Addiction treatment has come a long way. It’s developed and refined itself so that experts now know what’s best for teens, what’s best for patients in women’s sober living homes, as well as the best sober help and living treatment in general.
However, for certain medical diseases – and more and more clinicians are recognizing addiction as an illness – there are some last-resort treatment methods that are currently being investigated, such as Deep Brain Stimulation (DBS).
DBS is a relatively simple neurosurgical procedure that has begun to be considered for treating addiction. However, on the whole, it has been used for treating Parkinson’s, obsessive-compulsive disorder (OCD), Tourette’s and other illnesses.
Since the 1960’s, DBS has been used for treating chronic pain. Then, in 1987 scientists discovered that high frequency stimulation of the thalamus in the brain could be used to treat movement disorders, such as Parkinson’s disease. In 2002, the FDA approved the method to treat Parkinson’s and other movement disorders. In 2009, the FDA also approved it for OCD. Because of the success of this form of treatment, studies continue to investigate it and how it might be used to treat other illnesses.
And this includes addiction. In 2006, German psychiatrist and researcher Jens Kuhn of the University of Cologne accidentally discovered DBS as a treatment for addiction. Kuhn used DBS on a patient with panic disorder and instead of affecting that condition, the treatment actually helped the patient cut back on his alcohol use. Apparently, DBS affects the nucleus accumbens in the brain, a region involved in addictive behavior. There are currently four clinical trials using DBS as a means for treating opiate relapse, severe alcohol addiction, severe opioid addiction, and alcoholism.
There’s no question that DBS is a last-resort form of treatment. If an individual were in and out of sober living facilities, for example, and if he or she needed to seek sober help again and again, then DBS might be considered. DBS inhibits or excites, whatever is needed, deep brain structures to alleviate abnormal patterns of neuronal firing. One doctor called DBS “a pacemaker for the brain.” Along these lines, DBS is a means to change the patterns of the brain that keep us behaving and responding to life in the same ways. Certainly, continuing to make unhealthy choices is what fuels addiction and lands us needing sober help again and again.

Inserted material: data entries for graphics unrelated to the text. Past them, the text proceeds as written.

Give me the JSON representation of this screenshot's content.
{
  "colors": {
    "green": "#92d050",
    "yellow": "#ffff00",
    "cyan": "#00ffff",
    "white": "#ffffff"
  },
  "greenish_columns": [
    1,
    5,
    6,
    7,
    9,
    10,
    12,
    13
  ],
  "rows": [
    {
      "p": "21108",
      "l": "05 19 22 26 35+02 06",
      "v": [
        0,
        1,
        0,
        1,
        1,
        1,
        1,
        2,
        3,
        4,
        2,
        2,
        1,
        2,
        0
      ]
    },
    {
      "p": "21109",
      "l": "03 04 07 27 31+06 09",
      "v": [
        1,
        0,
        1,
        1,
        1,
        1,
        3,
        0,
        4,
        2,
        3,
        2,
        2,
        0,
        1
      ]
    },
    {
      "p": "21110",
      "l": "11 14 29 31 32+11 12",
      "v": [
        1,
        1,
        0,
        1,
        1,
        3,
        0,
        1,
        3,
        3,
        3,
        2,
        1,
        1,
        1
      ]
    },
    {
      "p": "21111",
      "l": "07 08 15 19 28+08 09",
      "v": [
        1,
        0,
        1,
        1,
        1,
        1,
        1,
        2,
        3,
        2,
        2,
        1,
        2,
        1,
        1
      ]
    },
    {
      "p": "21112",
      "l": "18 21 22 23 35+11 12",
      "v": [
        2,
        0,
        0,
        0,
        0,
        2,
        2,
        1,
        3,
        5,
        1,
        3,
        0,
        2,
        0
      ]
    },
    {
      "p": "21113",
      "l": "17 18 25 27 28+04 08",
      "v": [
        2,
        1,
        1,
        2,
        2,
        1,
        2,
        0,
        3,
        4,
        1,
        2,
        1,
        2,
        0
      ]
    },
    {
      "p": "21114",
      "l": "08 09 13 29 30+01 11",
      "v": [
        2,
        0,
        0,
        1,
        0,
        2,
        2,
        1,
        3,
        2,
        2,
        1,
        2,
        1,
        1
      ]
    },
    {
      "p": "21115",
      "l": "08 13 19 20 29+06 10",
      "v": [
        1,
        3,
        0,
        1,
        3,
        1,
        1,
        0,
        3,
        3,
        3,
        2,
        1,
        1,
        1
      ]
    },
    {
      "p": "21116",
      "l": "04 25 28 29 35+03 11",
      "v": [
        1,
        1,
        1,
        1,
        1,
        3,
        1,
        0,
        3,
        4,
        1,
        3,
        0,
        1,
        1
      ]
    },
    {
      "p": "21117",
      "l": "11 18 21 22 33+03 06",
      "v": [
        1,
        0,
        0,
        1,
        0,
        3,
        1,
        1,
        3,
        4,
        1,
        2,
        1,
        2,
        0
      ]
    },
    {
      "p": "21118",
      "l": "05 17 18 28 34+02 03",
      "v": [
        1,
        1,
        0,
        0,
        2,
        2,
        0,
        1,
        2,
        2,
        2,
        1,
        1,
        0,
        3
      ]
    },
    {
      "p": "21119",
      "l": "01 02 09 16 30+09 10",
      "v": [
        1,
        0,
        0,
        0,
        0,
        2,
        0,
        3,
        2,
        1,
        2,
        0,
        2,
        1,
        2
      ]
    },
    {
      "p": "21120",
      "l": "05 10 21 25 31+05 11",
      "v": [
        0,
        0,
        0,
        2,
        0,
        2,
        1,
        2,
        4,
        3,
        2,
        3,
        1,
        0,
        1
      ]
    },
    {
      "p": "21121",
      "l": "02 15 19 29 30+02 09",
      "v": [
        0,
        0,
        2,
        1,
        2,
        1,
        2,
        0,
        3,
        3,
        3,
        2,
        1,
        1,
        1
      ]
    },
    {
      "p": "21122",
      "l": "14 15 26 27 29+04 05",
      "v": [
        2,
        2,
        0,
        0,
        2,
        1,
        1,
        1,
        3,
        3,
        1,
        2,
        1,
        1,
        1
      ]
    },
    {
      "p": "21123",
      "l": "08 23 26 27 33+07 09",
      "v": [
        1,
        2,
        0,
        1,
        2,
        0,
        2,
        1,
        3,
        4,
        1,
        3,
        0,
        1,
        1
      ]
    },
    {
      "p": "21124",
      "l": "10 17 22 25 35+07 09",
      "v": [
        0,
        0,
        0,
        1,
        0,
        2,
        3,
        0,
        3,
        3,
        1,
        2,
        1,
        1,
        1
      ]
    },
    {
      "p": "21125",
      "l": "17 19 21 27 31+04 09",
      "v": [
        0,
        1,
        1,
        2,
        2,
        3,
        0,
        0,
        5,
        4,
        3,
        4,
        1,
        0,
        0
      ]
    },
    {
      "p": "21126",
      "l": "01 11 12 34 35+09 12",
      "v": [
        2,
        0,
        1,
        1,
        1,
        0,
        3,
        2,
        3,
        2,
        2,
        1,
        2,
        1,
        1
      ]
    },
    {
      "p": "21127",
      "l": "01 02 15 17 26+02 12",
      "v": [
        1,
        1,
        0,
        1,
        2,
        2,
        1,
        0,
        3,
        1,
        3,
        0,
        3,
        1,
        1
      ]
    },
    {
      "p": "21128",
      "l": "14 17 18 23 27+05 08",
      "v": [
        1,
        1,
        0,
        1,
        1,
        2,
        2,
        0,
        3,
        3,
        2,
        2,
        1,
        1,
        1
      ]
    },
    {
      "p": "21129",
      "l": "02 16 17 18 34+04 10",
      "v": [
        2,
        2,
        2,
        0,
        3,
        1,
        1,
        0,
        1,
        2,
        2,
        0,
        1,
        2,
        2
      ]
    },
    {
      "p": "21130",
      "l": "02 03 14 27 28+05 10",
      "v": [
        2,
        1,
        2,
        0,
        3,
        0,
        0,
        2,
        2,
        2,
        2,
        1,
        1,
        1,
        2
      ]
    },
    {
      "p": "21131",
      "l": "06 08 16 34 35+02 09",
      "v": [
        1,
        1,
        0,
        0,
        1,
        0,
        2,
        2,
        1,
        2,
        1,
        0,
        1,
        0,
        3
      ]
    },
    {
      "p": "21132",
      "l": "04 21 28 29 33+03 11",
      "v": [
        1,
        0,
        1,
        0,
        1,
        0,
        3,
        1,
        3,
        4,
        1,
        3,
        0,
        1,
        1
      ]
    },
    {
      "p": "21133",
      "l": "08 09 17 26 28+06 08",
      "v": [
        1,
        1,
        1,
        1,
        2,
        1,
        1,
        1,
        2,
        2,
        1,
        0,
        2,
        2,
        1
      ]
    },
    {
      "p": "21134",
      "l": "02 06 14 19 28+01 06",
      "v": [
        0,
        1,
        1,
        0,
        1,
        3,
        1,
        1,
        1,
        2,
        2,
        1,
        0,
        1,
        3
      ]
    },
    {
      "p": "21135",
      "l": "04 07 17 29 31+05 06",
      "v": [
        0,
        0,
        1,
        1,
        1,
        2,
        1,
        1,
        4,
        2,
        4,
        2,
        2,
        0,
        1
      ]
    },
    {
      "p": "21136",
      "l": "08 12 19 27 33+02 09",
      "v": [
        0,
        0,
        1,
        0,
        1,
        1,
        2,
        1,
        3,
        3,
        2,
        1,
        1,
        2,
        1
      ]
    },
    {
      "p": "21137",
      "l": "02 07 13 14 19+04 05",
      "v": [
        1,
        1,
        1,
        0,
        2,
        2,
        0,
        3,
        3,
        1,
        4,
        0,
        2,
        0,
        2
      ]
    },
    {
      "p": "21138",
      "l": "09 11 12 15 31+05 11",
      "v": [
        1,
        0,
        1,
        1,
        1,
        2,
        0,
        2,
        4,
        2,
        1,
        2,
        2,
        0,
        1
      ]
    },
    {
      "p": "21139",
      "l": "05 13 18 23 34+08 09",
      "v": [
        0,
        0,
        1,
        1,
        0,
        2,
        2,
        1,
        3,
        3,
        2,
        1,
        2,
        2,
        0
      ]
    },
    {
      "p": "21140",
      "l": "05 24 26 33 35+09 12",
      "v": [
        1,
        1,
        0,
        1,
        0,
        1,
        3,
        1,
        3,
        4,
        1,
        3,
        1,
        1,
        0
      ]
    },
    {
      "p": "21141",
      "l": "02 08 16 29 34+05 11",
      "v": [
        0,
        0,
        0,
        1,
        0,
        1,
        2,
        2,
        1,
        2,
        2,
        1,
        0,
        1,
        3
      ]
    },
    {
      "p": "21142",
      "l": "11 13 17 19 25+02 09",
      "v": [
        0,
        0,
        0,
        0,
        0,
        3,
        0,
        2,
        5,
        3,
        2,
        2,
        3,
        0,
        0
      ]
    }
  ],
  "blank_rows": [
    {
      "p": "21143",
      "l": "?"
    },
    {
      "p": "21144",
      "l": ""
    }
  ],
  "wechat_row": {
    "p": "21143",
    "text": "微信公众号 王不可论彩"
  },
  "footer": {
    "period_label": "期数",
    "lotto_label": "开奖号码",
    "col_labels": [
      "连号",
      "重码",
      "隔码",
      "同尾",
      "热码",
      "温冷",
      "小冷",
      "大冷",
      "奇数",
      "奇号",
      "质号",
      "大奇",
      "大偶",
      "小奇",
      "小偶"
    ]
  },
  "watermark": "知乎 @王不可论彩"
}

Another means to change the brain, however, is neuroplasticity. In his book, The Brain That Changes Itself, Norman Dodge includes a metaphor originally created by neuroscientist, Alvaro Pascual-Leone. For instance, when a person learns that bingeing and purging temporarily numbs anxiety. By choosing to binge again and again in order to minimize anxiety, a well-worn path develops. Over time, it becomes very difficult to change the course of one’s thoughts and behaviors. Bingeing and purging can easily become the only choice because it appears that nothing else works. The same process is happening when your self-talk is consistently self-defeating orwhen you go into panic mode in social situations and a social phobia develops. When we make the same choice again and again, we strengthen the neurons in the brain. Neurons are involved in these mental and behavioral patterns and continue to strengthen each time the same choice is made.
Carrying out action patterns that are positive and healthy may be challenging at the start, but with practice, they too can become habitual. Finding and creating new worn-out paths (healthier ones!) is the definition of neuroplasticity.
DBS helps the process of neuroplasticity quickly and effectively. Although it is still considered a last resort sort of treatment, there are some major kinks preventing it from being a mainstream treatment method. Nonetheless, each of these advances add to the understanding of needing sober help and treatment of addiction.